Le pillage du sous-sol des terres de l’Épire apparaît comme un péché mortel, l’homme est ainsi condamné à partir de ces terres, et délogé par l’Etat grec qui vient frapper à sa porte et l’Eden se transforme en enfer. Pas de rédemption chez Michalis Makropoulos, et dans ce court roman où l’homme ne peut se raccrocher à rien à travers ce texte presque aussi dénué d’espoir que le style très dépouillé de l’auteur l’est de mots superflus, de toute façon, inutiles pour des descriptions d’un village, et d’une nature, qui le sont autant. L’inertie du paysage, et des gens presque mourants, sont frappants à la lecture du texte, la ruine exsude de partout, là où se pose le regard du narrateur, l’eau noire a déposé comme un voile poisseux et inaltérable. La vie qu’il reste est rongée, corrompue par les exactions passées de l’homme.

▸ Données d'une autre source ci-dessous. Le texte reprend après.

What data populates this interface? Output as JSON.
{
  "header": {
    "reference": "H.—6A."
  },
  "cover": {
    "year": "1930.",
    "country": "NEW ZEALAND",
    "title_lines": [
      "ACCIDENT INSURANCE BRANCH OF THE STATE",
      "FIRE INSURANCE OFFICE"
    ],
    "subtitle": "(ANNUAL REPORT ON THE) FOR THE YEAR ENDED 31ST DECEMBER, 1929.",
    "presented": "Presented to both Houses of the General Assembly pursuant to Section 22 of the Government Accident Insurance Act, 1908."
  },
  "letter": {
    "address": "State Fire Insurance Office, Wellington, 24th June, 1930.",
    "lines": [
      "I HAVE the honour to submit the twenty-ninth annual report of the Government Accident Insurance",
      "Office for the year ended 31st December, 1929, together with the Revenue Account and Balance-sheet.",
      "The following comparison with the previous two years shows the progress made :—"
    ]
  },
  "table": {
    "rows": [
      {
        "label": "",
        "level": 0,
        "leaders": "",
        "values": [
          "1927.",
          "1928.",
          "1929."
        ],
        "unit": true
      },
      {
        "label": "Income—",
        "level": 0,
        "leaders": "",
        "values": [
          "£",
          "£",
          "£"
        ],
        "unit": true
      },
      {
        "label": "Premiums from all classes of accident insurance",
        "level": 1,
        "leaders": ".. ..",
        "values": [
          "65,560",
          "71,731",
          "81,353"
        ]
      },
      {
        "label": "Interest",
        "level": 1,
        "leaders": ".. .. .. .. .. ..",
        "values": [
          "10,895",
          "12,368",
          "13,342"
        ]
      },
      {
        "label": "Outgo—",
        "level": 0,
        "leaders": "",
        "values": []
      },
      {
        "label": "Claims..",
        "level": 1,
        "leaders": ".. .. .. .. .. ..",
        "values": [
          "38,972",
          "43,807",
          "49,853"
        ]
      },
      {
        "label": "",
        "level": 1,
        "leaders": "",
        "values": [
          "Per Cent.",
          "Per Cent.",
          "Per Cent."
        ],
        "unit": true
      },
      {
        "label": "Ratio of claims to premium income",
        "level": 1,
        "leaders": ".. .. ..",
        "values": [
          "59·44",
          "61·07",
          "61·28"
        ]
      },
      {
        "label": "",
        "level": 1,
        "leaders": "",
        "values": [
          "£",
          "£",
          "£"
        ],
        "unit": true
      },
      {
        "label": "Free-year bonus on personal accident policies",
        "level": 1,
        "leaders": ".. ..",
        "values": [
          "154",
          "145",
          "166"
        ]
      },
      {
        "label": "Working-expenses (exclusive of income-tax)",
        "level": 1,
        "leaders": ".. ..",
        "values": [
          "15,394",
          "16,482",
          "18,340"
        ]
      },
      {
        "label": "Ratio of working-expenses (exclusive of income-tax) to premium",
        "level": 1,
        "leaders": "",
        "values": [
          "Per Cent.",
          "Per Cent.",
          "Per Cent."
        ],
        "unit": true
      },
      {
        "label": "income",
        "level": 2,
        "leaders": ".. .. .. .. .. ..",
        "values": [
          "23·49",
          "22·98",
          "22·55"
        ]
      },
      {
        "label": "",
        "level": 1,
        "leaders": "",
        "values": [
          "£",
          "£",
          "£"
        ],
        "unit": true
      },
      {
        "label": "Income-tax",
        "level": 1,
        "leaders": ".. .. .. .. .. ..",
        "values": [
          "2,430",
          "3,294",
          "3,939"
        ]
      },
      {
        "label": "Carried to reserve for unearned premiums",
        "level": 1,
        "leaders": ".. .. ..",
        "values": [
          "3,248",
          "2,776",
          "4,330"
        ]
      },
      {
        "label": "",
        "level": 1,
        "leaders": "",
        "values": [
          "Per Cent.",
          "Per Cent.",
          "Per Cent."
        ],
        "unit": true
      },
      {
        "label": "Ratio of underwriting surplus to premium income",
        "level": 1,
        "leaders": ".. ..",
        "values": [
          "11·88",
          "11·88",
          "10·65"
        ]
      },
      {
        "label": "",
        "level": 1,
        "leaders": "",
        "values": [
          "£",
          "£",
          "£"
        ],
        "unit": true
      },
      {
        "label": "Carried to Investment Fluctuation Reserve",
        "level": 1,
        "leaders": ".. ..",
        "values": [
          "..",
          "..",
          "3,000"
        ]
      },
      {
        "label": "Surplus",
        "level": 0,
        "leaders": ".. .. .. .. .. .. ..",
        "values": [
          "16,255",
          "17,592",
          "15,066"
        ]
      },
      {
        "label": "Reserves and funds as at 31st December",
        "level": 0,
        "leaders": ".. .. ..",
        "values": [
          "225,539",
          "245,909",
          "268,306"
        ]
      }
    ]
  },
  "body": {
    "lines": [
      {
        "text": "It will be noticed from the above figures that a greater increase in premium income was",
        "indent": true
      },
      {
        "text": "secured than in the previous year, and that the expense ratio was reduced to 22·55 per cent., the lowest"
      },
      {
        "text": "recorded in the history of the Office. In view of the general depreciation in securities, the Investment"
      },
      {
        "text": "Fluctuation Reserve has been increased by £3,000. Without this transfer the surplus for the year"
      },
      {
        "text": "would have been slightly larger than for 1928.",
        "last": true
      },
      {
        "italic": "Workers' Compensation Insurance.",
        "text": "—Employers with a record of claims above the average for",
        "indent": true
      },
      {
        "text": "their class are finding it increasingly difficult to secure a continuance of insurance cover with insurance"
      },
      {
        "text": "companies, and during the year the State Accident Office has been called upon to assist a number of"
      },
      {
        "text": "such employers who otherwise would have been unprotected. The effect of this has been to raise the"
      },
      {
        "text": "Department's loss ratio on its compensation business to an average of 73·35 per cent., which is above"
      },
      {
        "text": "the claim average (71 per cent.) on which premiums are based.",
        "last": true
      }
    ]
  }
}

Il n’y a cependant pas que le noir de l’eau, la sève, le sang et la chaire empoisonnée des végétaux et animaux, au-delà de tout cela, on lit l’attachement du père au fils prêt à marcher 10 heures vers Ioannina pour ramener soins et nourritures, et inversement, ainsi que du lien d’amitié, de fraternité et de solidarité qui rattache les derniers habitants. Avec un dénouement très fidèle à la direction qu’à prise du récit, la sainte trinité retrouvée, pas totalement pessimiste, comme une dernière lueur d’espoir : une fin, certes, mais en douceur, loin de RIPOIL et autres agents d’états.

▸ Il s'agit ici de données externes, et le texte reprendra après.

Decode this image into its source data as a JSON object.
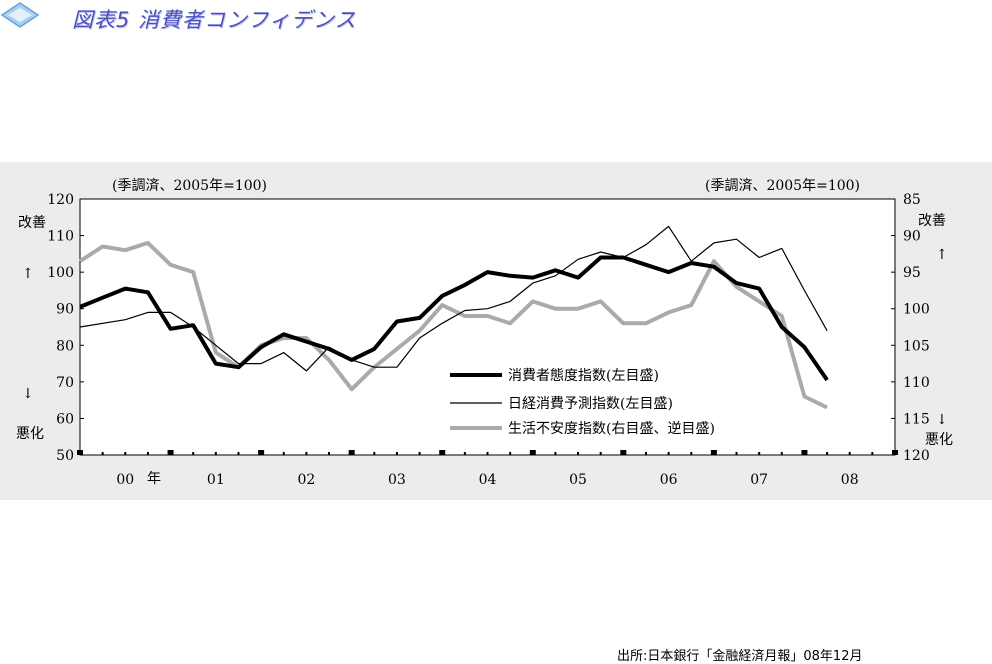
{
  "title": "図表5 消費者コンフィデンス",
  "source_note": "出所:日本銀行「金融経済月報」08年12月",
  "chart_data": {
    "type": "line",
    "note_left": "(季調済、2005年=100)",
    "note_right": "(季調済、2005年=100)",
    "left_axis": {
      "ylim": [
        50,
        120
      ],
      "ticks": [
        "120",
        "110",
        "100",
        "90",
        "80",
        "70",
        "60",
        "50"
      ],
      "label_top": "改善",
      "label_bottom": "悪化",
      "arrow_up": "↑",
      "arrow_down": "↓"
    },
    "right_axis": {
      "ylim": [
        85,
        120
      ],
      "inverted": true,
      "ticks": [
        "85",
        "90",
        "95",
        "100",
        "105",
        "110",
        "115",
        "120"
      ],
      "label_top": "改善",
      "label_bottom": "悪化",
      "arrow_up": "↑",
      "arrow_down": "↓"
    },
    "x_ticks": [
      "00",
      "01",
      "02",
      "03",
      "04",
      "05",
      "06",
      "07",
      "08"
    ],
    "x_unit": "年",
    "xlim": [
      2000.0,
      2009.0
    ],
    "series": [
      {
        "name": "消費者態度指数(左目盛)",
        "axis": "left",
        "color": "#000000",
        "style": "thick",
        "x": [
          2000.0,
          2000.25,
          2000.5,
          2000.75,
          2001.0,
          2001.25,
          2001.5,
          2001.75,
          2002.0,
          2002.25,
          2002.5,
          2002.75,
          2003.0,
          2003.25,
          2003.5,
          2003.75,
          2004.0,
          2004.25,
          2004.5,
          2004.75,
          2005.0,
          2005.25,
          2005.5,
          2005.75,
          2006.0,
          2006.25,
          2006.5,
          2006.75,
          2007.0,
          2007.25,
          2007.5,
          2007.75,
          2008.0,
          2008.25
        ],
        "y": [
          90.5,
          93,
          95.5,
          94.5,
          84.5,
          85.5,
          75,
          74,
          79.5,
          83,
          81,
          79,
          76,
          79,
          86.5,
          87.5,
          93.5,
          96.5,
          100,
          99,
          98.5,
          100.5,
          98.5,
          104,
          104,
          102,
          100,
          102.5,
          101.5,
          97,
          95.5,
          85,
          79.5,
          70.5
        ]
      },
      {
        "name": "日経消費予測指数(左目盛)",
        "axis": "left",
        "color": "#000000",
        "style": "thin",
        "x": [
          2000.0,
          2000.5,
          2000.75,
          2001.0,
          2001.25,
          2001.5,
          2001.75,
          2002.0,
          2002.25,
          2002.5,
          2002.75,
          2003.0,
          2003.25,
          2003.5,
          2003.75,
          2004.0,
          2004.25,
          2004.5,
          2004.75,
          2005.0,
          2005.25,
          2005.5,
          2005.75,
          2006.0,
          2006.25,
          2006.5,
          2006.75,
          2007.0,
          2007.25,
          2007.5,
          2007.75,
          2008.0,
          2008.25
        ],
        "y": [
          85,
          87,
          89,
          89,
          85,
          80,
          75,
          75,
          78,
          73,
          79.5,
          76,
          74,
          74,
          82,
          86,
          89.5,
          90,
          92,
          97,
          99,
          103.5,
          105.5,
          104,
          107.5,
          112.5,
          103,
          108,
          109,
          104,
          106.5,
          95,
          84
        ]
      },
      {
        "name": "生活不安度指数(右目盛、逆目盛)",
        "axis": "right",
        "color": "#aaaaaa",
        "style": "thick",
        "x": [
          2000.0,
          2000.25,
          2000.5,
          2000.75,
          2001.0,
          2001.25,
          2001.5,
          2001.75,
          2002.0,
          2002.25,
          2002.5,
          2002.75,
          2003.0,
          2003.25,
          2003.5,
          2003.75,
          2004.0,
          2004.25,
          2004.5,
          2004.75,
          2005.0,
          2005.25,
          2005.5,
          2005.75,
          2006.0,
          2006.25,
          2006.5,
          2006.75,
          2007.0,
          2007.25,
          2007.5,
          2007.75,
          2008.0,
          2008.25
        ],
        "y": [
          93.5,
          91.5,
          92,
          91,
          94,
          95,
          106,
          108,
          105,
          104,
          104,
          107,
          111,
          108,
          105.5,
          103,
          99.5,
          101,
          101,
          102,
          99,
          100,
          100,
          99,
          102,
          102,
          100.5,
          99.5,
          93.5,
          97,
          99,
          101,
          112,
          113.5
        ]
      }
    ],
    "legend_placement": "center"
  }
}
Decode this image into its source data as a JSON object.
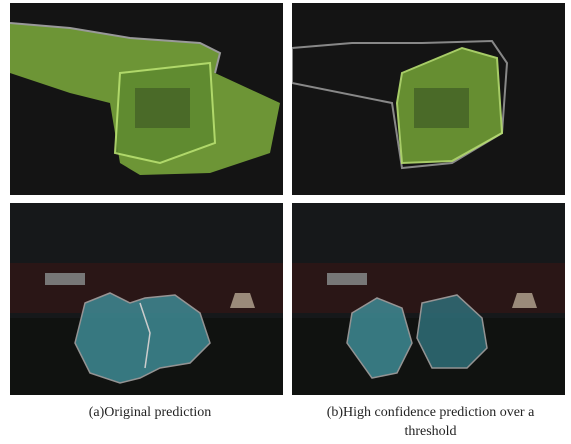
{
  "captions": {
    "a": "(a)Original prediction",
    "b": "(b)High confidence prediction over a threshold"
  }
}
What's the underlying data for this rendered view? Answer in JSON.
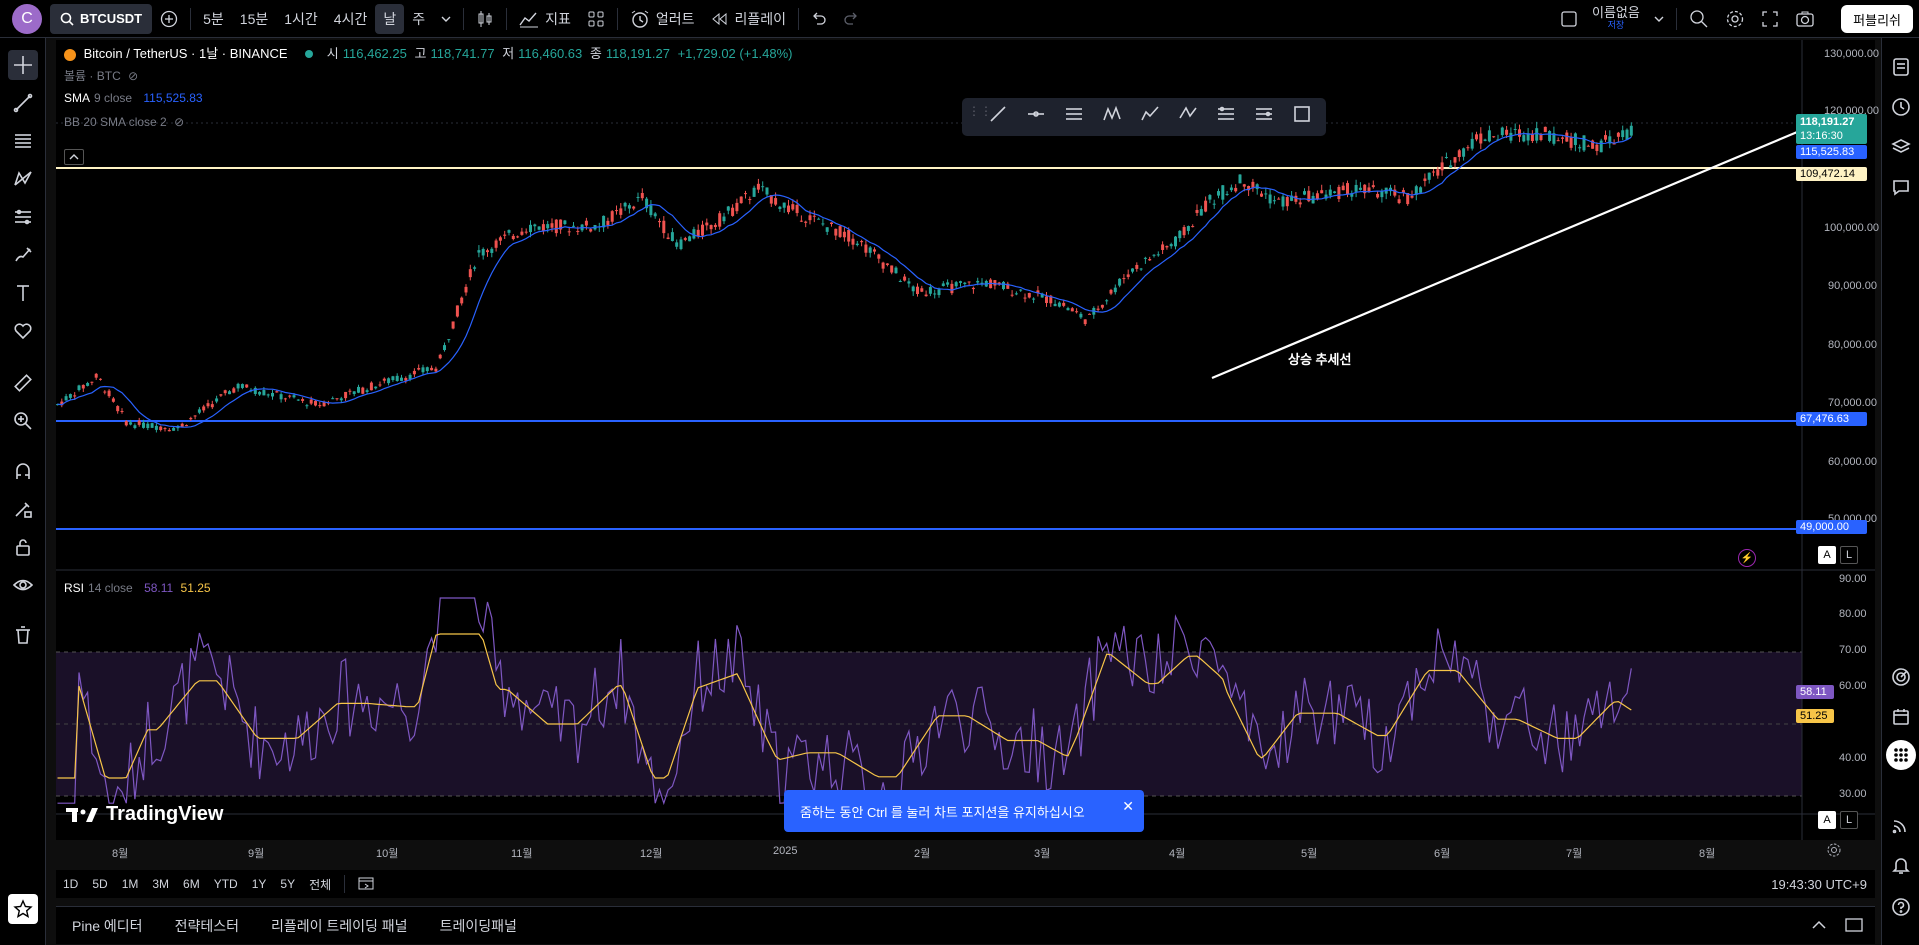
{
  "topbar": {
    "avatar_letter": "C",
    "symbol": "BTCUSDT",
    "timeframes": [
      "5분",
      "15분",
      "1시간",
      "4시간",
      "날",
      "주"
    ],
    "active_timeframe": "날",
    "indicators_label": "지표",
    "alert_label": "얼러트",
    "replay_label": "리플레이",
    "layout_name": "이름없음",
    "layout_sub": "저장",
    "publish_label": "퍼블리쉬"
  },
  "legend": {
    "title": "Bitcoin / TetherUS · 1날 · BINANCE",
    "open_label": "시",
    "open": "116,462.25",
    "high_label": "고",
    "high": "118,741.77",
    "low_label": "저",
    "low": "116,460.63",
    "close_label": "종",
    "close": "118,191.27",
    "change": "+1,729.02 (+1.48%)",
    "volume": "볼륨 · BTC",
    "sma_label": "SMA",
    "sma_params": "9 close",
    "sma_value": "115,525.83",
    "bb_label": "BB 20 SMA close 2"
  },
  "price_axis": [
    "130,000.00",
    "120,000.00",
    "100,000.00",
    "90,000.00",
    "80,000.00",
    "70,000.00",
    "60,000.00",
    "50,000.00"
  ],
  "price_tags": {
    "last": "118,191.27",
    "countdown": "13:16:30",
    "sma": "115,525.83",
    "level_yellow": "109,472.14",
    "level_blue1": "67,476.63",
    "level_blue2": "49,000.00",
    "rsi": "58.11",
    "rsi_ma": "51.25"
  },
  "rsi_legend": {
    "label": "RSI",
    "params": "14 close",
    "value": "58.11",
    "ma": "51.25"
  },
  "rsi_axis": [
    "90.00",
    "80.00",
    "70.00",
    "60.00",
    "40.00",
    "30.00"
  ],
  "trend_label": "상승 추세선",
  "time_axis": [
    "8월",
    "9월",
    "10월",
    "11월",
    "12월",
    "2025",
    "2월",
    "3월",
    "4월",
    "5월",
    "6월",
    "7월",
    "8월"
  ],
  "range_buttons": [
    "1D",
    "5D",
    "1M",
    "3M",
    "6M",
    "YTD",
    "1Y",
    "5Y",
    "전체"
  ],
  "clock": "19:43:30 UTC+9",
  "footer_tabs": [
    "Pine 에디터",
    "전략테스터",
    "리플레이 트레이딩 패널",
    "트레이딩패널"
  ],
  "toast": "줌하는 동안 Ctrl 를 눌러 차트 포지션을 유지하십시오",
  "watermark": "TradingView",
  "scale_buttons": [
    "A",
    "L"
  ],
  "colors": {
    "up": "#26a69a",
    "down": "#ef5350",
    "sma": "#2962ff",
    "rsi": "#7e57c2",
    "rsi_ma": "#f7c548",
    "level_yellow": "#fff3c4",
    "level_blue": "#2962ff"
  }
}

Roman de la fin, de la destruction, la mélancolie, qu’évoque le résumé d’Agullo n’a d’égal que la poésie qui se dégage dans chaque phrase, même la plus terrible, même la plus simple, même de cet environnement mort, contaminé par la Maladie. La poésie d’un monde dévasté, où seule la lueur de l’amour d’un père et son fils ne le rend pas complètement apocalyptique, et celui du fils pour ses livres, qui ne s’en départ jamais. Le roman suivant de l’auteur se nomme Thalassa, soit La mer en grec, son obsession environnementale.
Christoforos, 21 ans, vit avec son père, 53 ans, On est en Grèce, près de Ioannina. Pas de voiture, le père prend le bus le vendredi. Le village s'est vidé, 12 habitants, pas plus..."De fait, il n'y avait plus de villages, juste des gens oubliés".

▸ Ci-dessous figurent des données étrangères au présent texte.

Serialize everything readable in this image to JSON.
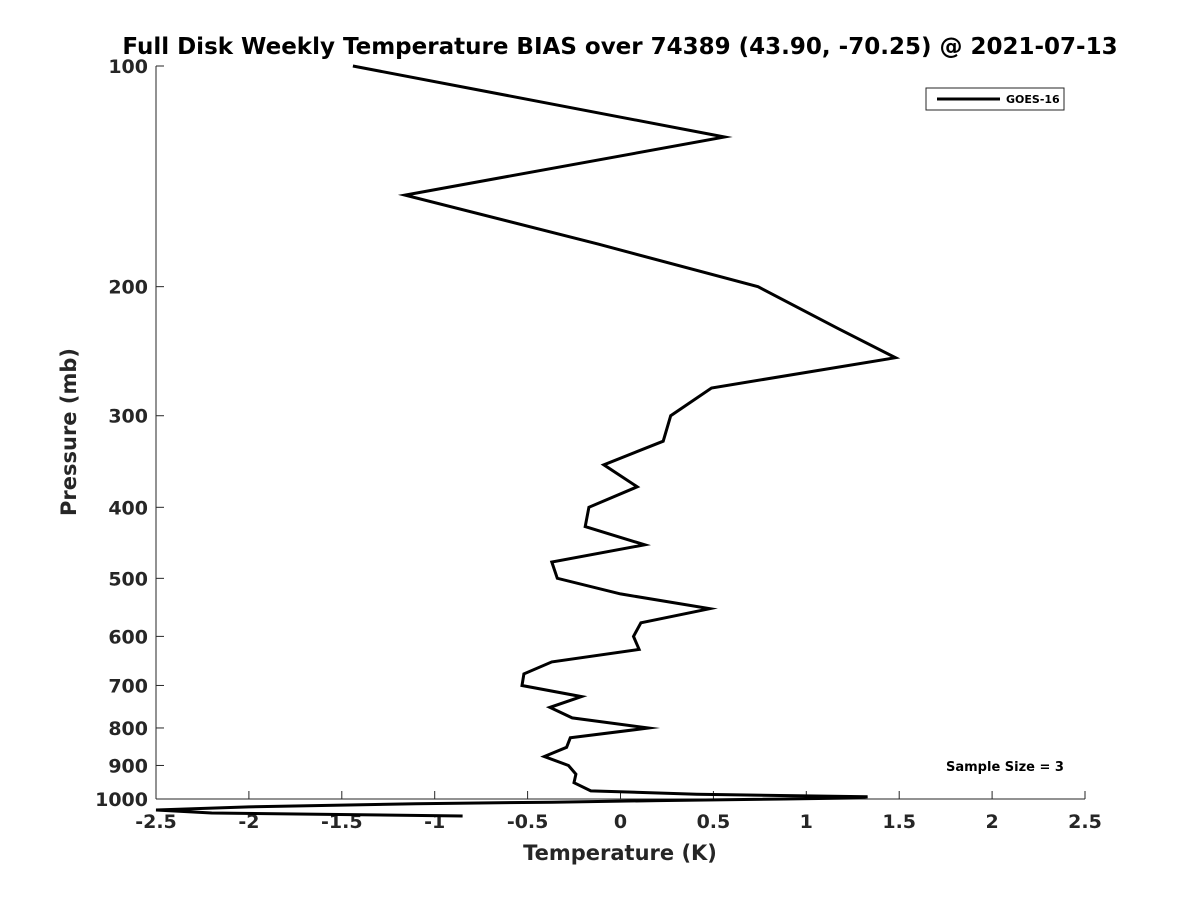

Le monde a basculé. On ne sait pas trop comment ni pourquoi. On le comprend à mi-mots, la pollution, l'eau souillée, la maladie, la mort. La forêt est déboisée, le lac est noir, les camions sont au cimetière. Pour trouver des choses, le père traîne dans les maisons abandonnées.
Dans ce court roman, Michalis Makropoulos dépeint un futur indéfini. Mais le lecteur le sent suffisamment proche pour être touché et captivé par ce récit d'un monde qui a été mais qui n'est plus. Subsistent les souvenirs et un choix : rester ou partir habiter dans les maisons construites plus loin.
C'est dur, noir comme l'eau des lacs, incertain comme celle qu'ils boivent et qui a rendu malade beaucoup d'entre eux. C'est touchant aussi comme cette relation père-fils, ce lien puissant qui les relie à la vie.
Un futur sans espoir, des conséquences environnementales que l'on sent tous inéluctables... Michalis Makropoulos livre ici un récit mélancolique comme le témoignage d'un futur proche, un avertissement.